Sie boten mitreißende Musik, die berührte, oszillierte und einen melancholisch umschmeichelte. Musik zum Fingerschnipsen und Fußwippen. Musik, die vor Leichtigkeit davon-schwebte, die im Ohr hängen blieb und eine äußerst aufregende Dynamik entfaltete. Süchtig machende Kultschlager aus einem reichen und vielfarbigen Repertoire von Oldtime Jazz bis Bossa Nova, von der Knef bis zu den Beatles, vom Wannsee bis zur Sesamstraße. Bester Pop, für den Zeit keine Rolle spielt. Da erklangen sogar Stücke wie „The Girl From Ipanema“ und „Cabaret“, „Yellow Submarine“ und „Kriminaltango“ vollkommen neu, weil sie mit eigener poetischer Lyrik angereichert plötzlich anders, vielleicht freier zu atmen schienen.

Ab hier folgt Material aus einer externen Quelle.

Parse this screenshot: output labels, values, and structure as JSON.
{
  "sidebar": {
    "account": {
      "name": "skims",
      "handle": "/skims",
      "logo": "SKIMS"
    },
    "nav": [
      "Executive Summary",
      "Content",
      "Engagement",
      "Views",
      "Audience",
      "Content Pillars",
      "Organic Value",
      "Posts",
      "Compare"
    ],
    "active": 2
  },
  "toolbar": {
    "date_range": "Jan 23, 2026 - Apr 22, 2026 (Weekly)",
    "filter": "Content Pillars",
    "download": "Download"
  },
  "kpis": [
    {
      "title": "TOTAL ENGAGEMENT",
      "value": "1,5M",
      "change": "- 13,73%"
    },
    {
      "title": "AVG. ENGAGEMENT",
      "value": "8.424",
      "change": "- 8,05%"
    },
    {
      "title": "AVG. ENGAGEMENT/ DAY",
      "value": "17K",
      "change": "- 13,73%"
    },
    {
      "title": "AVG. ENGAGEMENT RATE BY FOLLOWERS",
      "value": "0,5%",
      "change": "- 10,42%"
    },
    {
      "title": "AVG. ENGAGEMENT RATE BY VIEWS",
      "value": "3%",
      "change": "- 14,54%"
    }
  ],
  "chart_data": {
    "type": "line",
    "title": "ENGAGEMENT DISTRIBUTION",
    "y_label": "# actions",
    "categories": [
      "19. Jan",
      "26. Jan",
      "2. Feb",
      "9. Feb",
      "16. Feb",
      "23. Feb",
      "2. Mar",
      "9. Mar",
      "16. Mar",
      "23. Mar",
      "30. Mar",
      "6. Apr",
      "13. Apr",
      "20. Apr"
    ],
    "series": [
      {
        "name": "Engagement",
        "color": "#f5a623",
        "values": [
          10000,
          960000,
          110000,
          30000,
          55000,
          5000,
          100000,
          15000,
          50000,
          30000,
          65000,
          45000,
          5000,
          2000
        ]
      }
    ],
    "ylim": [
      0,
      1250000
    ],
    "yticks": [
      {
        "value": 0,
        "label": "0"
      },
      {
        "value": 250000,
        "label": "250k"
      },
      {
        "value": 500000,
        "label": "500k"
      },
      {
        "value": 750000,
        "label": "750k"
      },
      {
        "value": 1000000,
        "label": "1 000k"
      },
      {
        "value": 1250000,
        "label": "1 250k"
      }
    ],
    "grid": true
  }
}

Zu dieser unbeschwerten Atmosphäre trugen auch die literarischen Vorträge von Hermann Wiedenroth bei: Mit seinen mundartgefärbten Beiträgen unter anderem von Wilhelm Busch („Maler Klecksel“) und Siegfried Lenz („So zärtlich war Suleyken“) lieferte er heitere Satire der leisen Zwischentöne und verdeutlichte den amüsiert lauschenden Zuhörern auf vergnügliche Weise, warum Suleykens Masuren mit ihrer „unterschwelligen Intelligenz“ sehr viel Ähnlichkeit mit den Heidjern haben. Bei solch heiterem Programm konnte einem der Regen wirklich egal sein.